Is Shareholder Approval Required To Mortgage Corporate Property?

California requires the approval of the outstanding shares of a California corporation and its board of directors when it sells, leases, conveys, exchanges, transfers or otherwise disposes of all or substantially all of its assets other than in the usual and regular course of its business.  Cal. Corp. Code § 1001(a).   The expansive language of the statute suggests that shareholder approval is also required when a corporation mortgages or otherwise pledges all or substantially all of its assets.   A mortgage could be consider a "transfer" of an asset.    United States copyright law, for example, defines a "transfer of copyright ownership" as including an hypothecation.  17 U.S.C. § 101.
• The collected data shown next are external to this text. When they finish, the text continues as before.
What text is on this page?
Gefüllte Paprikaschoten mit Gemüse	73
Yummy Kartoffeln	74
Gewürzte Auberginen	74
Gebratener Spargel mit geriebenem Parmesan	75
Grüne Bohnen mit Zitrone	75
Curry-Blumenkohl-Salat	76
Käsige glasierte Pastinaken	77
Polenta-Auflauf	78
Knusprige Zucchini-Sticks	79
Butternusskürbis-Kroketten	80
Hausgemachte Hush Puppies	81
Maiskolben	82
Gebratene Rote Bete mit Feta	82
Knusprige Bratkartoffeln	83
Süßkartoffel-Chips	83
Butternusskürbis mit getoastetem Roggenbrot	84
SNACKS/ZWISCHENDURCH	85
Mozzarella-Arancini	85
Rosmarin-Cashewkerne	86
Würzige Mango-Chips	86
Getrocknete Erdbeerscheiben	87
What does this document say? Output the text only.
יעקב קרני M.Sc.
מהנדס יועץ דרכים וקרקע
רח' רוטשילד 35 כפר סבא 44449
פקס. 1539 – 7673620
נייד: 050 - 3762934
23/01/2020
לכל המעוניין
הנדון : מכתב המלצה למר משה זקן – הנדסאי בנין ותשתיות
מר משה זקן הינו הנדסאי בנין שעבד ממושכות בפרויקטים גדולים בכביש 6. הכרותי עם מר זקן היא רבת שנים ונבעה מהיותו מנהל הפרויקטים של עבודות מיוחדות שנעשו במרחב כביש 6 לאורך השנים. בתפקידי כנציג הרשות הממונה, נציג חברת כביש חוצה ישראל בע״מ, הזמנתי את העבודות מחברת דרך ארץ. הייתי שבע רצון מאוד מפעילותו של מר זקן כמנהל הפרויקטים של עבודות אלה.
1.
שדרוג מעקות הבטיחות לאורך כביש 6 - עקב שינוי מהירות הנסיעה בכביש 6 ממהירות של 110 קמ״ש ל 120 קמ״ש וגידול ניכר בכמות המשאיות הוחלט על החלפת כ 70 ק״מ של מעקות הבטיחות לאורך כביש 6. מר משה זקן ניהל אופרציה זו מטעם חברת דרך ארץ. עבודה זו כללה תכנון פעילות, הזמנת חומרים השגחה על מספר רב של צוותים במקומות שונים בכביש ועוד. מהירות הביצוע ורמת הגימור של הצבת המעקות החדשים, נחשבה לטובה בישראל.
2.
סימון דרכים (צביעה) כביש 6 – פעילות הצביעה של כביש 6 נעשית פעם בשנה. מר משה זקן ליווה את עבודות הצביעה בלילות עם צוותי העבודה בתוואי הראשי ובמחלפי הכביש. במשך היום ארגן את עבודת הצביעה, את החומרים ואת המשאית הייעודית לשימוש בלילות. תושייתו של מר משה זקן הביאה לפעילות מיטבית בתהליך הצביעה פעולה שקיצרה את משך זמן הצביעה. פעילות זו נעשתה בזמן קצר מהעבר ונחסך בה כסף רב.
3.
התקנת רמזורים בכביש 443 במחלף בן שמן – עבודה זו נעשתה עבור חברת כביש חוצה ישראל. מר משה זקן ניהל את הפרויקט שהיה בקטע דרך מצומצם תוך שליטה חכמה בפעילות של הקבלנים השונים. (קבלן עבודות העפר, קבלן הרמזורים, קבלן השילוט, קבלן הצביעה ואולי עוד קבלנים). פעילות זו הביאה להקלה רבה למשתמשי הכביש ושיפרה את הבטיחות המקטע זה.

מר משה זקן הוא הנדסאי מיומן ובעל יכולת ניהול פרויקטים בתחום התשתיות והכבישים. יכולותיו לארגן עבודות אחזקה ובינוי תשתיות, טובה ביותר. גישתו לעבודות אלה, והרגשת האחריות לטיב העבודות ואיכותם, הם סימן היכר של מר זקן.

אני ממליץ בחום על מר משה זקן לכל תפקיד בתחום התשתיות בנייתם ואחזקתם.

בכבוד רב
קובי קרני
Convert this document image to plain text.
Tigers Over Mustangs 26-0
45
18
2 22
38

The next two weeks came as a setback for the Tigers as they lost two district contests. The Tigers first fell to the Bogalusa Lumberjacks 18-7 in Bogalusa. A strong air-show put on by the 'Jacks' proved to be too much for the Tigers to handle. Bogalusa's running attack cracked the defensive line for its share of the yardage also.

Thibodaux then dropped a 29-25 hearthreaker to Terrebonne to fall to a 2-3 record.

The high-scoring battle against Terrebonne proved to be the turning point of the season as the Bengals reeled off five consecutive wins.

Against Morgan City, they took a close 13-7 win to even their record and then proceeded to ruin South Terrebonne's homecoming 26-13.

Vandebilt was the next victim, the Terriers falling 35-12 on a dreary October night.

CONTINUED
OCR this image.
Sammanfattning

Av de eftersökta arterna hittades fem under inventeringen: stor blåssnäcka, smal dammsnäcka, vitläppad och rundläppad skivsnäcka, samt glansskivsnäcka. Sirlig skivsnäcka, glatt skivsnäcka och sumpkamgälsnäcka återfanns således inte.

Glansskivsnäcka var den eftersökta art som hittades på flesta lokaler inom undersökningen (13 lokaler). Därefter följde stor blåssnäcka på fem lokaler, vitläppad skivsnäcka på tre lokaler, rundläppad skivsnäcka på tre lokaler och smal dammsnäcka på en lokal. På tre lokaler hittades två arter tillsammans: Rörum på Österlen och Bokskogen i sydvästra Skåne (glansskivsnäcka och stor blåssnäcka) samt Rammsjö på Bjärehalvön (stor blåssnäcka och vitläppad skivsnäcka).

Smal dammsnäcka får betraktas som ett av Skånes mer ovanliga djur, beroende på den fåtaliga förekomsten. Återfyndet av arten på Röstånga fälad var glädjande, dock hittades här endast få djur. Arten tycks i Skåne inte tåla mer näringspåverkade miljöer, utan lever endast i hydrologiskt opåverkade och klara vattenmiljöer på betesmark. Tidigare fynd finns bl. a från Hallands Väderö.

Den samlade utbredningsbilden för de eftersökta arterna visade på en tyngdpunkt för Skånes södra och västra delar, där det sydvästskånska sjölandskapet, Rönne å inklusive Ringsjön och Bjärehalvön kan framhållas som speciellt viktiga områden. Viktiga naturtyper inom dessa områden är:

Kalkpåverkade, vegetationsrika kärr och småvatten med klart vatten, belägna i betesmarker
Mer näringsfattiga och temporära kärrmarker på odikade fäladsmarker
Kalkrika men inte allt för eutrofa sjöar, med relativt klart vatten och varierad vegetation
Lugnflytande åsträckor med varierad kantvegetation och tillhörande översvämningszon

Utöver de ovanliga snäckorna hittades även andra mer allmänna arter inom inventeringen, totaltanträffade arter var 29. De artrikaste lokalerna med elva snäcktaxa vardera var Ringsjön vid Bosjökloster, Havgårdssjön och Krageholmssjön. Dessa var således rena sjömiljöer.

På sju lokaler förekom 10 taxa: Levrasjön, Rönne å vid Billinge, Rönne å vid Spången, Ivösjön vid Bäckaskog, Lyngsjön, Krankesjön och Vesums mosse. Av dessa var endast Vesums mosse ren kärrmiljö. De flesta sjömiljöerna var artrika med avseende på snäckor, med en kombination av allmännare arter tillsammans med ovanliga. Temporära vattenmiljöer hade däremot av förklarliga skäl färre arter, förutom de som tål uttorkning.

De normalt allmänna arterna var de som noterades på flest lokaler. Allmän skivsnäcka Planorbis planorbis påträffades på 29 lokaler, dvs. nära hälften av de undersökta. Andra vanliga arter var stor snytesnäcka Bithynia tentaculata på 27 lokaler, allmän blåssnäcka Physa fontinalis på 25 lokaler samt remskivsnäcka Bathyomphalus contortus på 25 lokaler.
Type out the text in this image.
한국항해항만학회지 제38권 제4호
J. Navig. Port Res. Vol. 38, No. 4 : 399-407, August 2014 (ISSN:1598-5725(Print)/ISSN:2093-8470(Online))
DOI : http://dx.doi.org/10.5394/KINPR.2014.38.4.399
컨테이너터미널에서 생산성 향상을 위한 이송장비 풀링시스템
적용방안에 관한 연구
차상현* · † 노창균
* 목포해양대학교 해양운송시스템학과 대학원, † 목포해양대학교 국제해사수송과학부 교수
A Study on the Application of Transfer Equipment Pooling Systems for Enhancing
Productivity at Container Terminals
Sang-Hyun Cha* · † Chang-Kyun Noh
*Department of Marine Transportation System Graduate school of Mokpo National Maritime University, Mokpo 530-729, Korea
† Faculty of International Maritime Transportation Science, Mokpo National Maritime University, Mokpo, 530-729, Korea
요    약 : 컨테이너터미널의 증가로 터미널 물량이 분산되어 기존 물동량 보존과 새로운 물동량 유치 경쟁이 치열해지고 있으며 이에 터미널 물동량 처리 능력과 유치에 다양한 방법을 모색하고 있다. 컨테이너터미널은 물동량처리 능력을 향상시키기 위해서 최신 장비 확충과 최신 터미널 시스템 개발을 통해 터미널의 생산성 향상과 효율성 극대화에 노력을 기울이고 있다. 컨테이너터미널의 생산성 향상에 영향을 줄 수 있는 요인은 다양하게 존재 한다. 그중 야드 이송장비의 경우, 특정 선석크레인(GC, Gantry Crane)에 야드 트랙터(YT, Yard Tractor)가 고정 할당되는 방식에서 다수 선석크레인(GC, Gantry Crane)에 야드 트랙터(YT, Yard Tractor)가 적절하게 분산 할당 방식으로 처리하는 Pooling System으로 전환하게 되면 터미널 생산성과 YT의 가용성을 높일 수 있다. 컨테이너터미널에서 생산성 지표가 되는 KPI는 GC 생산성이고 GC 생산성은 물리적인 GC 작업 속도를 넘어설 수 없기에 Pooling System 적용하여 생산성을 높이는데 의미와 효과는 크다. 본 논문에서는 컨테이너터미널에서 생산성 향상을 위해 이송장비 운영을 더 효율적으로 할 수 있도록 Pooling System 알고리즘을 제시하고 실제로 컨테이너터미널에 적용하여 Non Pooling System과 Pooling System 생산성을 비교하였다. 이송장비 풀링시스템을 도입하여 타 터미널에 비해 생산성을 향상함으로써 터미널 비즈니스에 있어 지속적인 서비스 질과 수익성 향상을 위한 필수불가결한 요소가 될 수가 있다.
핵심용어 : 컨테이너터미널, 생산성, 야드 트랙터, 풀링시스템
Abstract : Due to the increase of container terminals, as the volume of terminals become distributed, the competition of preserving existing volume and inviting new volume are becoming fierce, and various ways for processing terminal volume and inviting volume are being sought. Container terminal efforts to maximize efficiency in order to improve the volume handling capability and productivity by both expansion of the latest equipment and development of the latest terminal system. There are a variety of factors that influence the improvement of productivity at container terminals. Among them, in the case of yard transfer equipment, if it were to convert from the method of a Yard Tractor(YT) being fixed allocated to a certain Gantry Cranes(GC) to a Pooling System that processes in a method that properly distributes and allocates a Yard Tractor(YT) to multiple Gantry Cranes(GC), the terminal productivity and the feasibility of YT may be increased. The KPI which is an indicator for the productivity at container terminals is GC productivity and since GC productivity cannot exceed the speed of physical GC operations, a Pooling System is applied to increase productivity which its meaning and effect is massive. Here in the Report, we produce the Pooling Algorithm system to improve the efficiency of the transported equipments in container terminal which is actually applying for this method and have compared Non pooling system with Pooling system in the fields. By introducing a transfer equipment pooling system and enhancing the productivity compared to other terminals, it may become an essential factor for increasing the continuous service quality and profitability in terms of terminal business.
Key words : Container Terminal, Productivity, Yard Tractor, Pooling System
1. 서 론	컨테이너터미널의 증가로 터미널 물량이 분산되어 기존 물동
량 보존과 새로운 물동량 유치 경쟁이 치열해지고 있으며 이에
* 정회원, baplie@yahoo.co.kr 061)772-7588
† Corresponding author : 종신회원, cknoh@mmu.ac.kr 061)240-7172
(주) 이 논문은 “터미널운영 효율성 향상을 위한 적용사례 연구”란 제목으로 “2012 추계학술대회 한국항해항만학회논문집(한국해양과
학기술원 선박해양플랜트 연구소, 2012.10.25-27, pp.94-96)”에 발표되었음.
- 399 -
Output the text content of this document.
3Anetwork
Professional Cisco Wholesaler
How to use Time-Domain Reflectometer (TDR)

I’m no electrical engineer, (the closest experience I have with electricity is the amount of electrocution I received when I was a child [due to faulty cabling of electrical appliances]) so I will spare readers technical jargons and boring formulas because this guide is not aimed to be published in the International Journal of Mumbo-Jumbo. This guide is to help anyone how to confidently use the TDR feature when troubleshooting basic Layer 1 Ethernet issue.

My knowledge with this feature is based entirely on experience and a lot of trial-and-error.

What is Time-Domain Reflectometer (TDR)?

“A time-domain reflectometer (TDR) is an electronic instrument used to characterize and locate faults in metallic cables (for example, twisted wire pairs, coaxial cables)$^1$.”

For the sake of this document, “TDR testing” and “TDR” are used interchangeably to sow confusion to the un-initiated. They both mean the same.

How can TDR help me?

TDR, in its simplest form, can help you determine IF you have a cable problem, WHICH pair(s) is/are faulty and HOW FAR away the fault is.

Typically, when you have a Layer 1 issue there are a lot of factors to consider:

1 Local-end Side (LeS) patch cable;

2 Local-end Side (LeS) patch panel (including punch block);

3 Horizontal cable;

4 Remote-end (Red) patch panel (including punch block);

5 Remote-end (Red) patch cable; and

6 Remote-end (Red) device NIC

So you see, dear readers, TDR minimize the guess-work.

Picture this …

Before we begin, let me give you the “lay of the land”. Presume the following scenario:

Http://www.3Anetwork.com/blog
Section 1000, however, negates this suggestion by providing that unless the articles of incorporation provide otherwise, no approval of the shareholder or of the outstanding shares is required for any mortgage, deed of trust, pledge or other hypothecation of all or any part of a corporation's property, real or personal for the purpose of securing payment or performance of any contract or obligation. 

While the foregoing demarcation may seem relatively clear, some transactions, such as sale-lease backs, may occupy an "isthmus of a middle state" between Sections 1000 and 1001.   Further not every sale of all or substantially all of a corporation's assets are subject to Section 1000.  See When a Sale of Assets is not a "Sale-of-Assets Reorganization".

Included in the list of secured transactions is the catch-all "or other hypothecation".  The word hypothecate is derived from two Greek words, ὑπό, meaning under, and τιθέναι, meaning to place under.  Thus, to hypothecate is to place property under a pledge or mortgage.